The name Yashwah was not unusual among the Hebrews. The successor of Moses, who actually led the Israelites into the promised land, had the same name – only we pronounce it Joshua. Other variations we meet in scripture include Jesse and Joses. But Jesus did not get his name from his parents, it came by way of angels directly from God, and God doesn't do anything frivolously; The Son he sent in to the world could have no other name.
Yashwah means “God saves”. I think we all would agree that this is an appropriate name, after all, we Christians believe that God became a human being to save us. But sometimes we ask, how does that happen? Fathers and doctors of the Church have come up with different ideas. They all seem to revolve around the idea that Jesus pays off a debt that we could never pay off, or that Jesus offers his life to his Father in place of our lives. Salvation seems to be a transaction. But I think the names of Jesus may suggest something different.
Another name for Jesus is found in the first part of the Gospel of John, where he is called “Word”.
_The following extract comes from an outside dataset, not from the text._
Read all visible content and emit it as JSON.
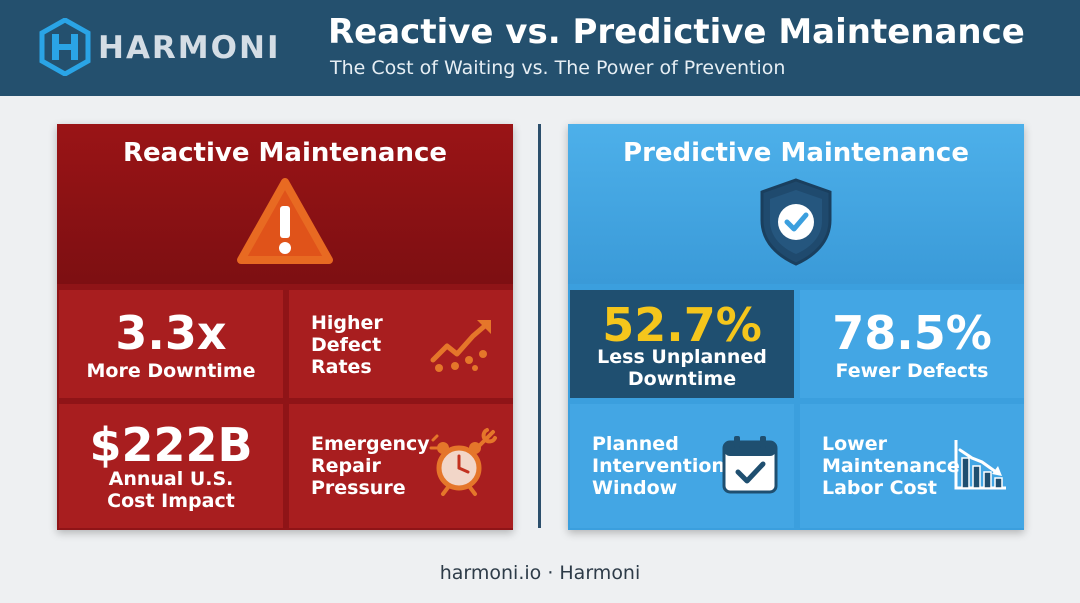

A very unusual thing about human beings is that our minds are formed by words. The theologian Hans Urs Von Balthazar wrote: “After a Mother has smiled for a long time at her child, the child will begin to smile back; she has awakened love in its heart, and in awakening love in its heart, she awakes also recognition.” But of course the other thing a mother does is speak words to the child, who through those words begins to recognize that he is not alone, that he is loved, that he belongs. We know of situations where children were raised without words, and the result is that if they attempt to learn their language as teens or young adults they never achieve normal socialization, and in fact never become very fluent. To be without words is to be isolated, lonely and incapable of fully participating in our human society.
And maybe that's what Jesus as the Word is all about. We human beings, even when we have families, even when we have loving relationships, eventually realize that nothing is permanent, nothing lasts forever; our assumptions are shaken to the core. I recently talked with a friend who had just had a heart attack. It was mild, he had stents placed, he was back to normal a few days later. But he was totally shaken; he said he had to re-evaluate everything, having had a personal brush with death. And he is a man of faith.
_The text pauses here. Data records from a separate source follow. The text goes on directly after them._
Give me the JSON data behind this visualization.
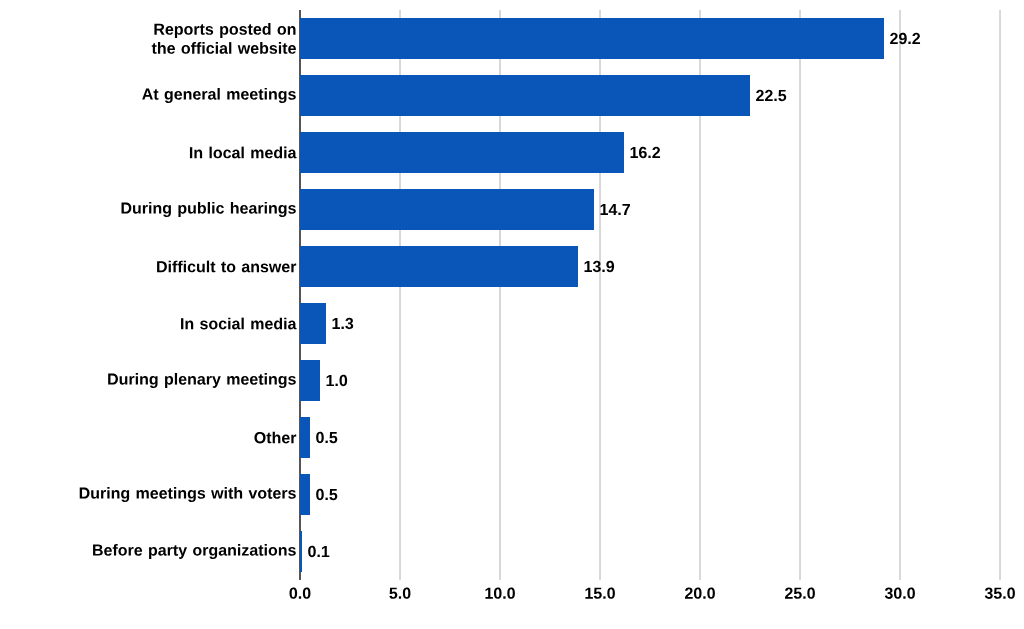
{
  "chart_data": {
    "type": "bar",
    "orientation": "horizontal",
    "categories": [
      "Reports posted on the official website",
      "At general meetings",
      "In local media",
      "During public hearings",
      "Difficult to answer",
      "In social media",
      "During plenary meetings",
      "Other",
      "During meetings with voters",
      "Before party organizations"
    ],
    "values": [
      29.2,
      22.5,
      16.2,
      14.7,
      13.9,
      1.3,
      1.0,
      0.5,
      0.5,
      0.1
    ],
    "value_labels": [
      "29.2",
      "22.5",
      "16.2",
      "14.7",
      "13.9",
      "1.3",
      "1.0",
      "0.5",
      "0.5",
      "0.1"
    ],
    "color": "#0a55b8",
    "xlim": [
      0,
      35
    ],
    "xticks": [
      {
        "value": 0,
        "label": "0.0"
      },
      {
        "value": 5,
        "label": "5.0"
      },
      {
        "value": 10,
        "label": "10.0"
      },
      {
        "value": 15,
        "label": "15.0"
      },
      {
        "value": 20,
        "label": "20.0"
      },
      {
        "value": 25,
        "label": "25.0"
      },
      {
        "value": 30,
        "label": "30.0"
      },
      {
        "value": 35,
        "label": "35.0"
      }
    ],
    "grid": "x"
  }
}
Jesus as the Word of God is like a mother's words that begin the process of bringing a baby into his full humanity; The Word of God tells us that we do not need to fear, there is meaning in the world, there is a plan for each of us. The Word of God calls us out beyond the fear, darkness, and chaos that prevents us from entering the world of self-expression, thought, and conscious love. The Word of God calls us into a relationship which is the end of being alone, being frightened, being at the mercy of the world, our own bodies, and other people.
When we respond to the Word that is part of what is meant by being saved; we've been made free from the limitations our human condition puts upon us, and from the ultimate limitation, which is death. Because the third name for Jesus is the name given by the prophet Isaiah, who said that a virgin would bear a child and his name would be called Emmanuel, God with us. And when we realize that God is with us, that he is closer to us than our own heart, that he will never withdraw his love, than we can say with Paul, “If God is with us, who can be against us?” and “O death, where is your victory? O death, where is your sting?”
Jesus …..Jesus ….Jesus. When God names something, it becomes what God has named it. And there is no other name under heaven that has been given among men by which we must be saved.
Go forth today breathing the name Jesus on this day we celebrate the birth of our Savior.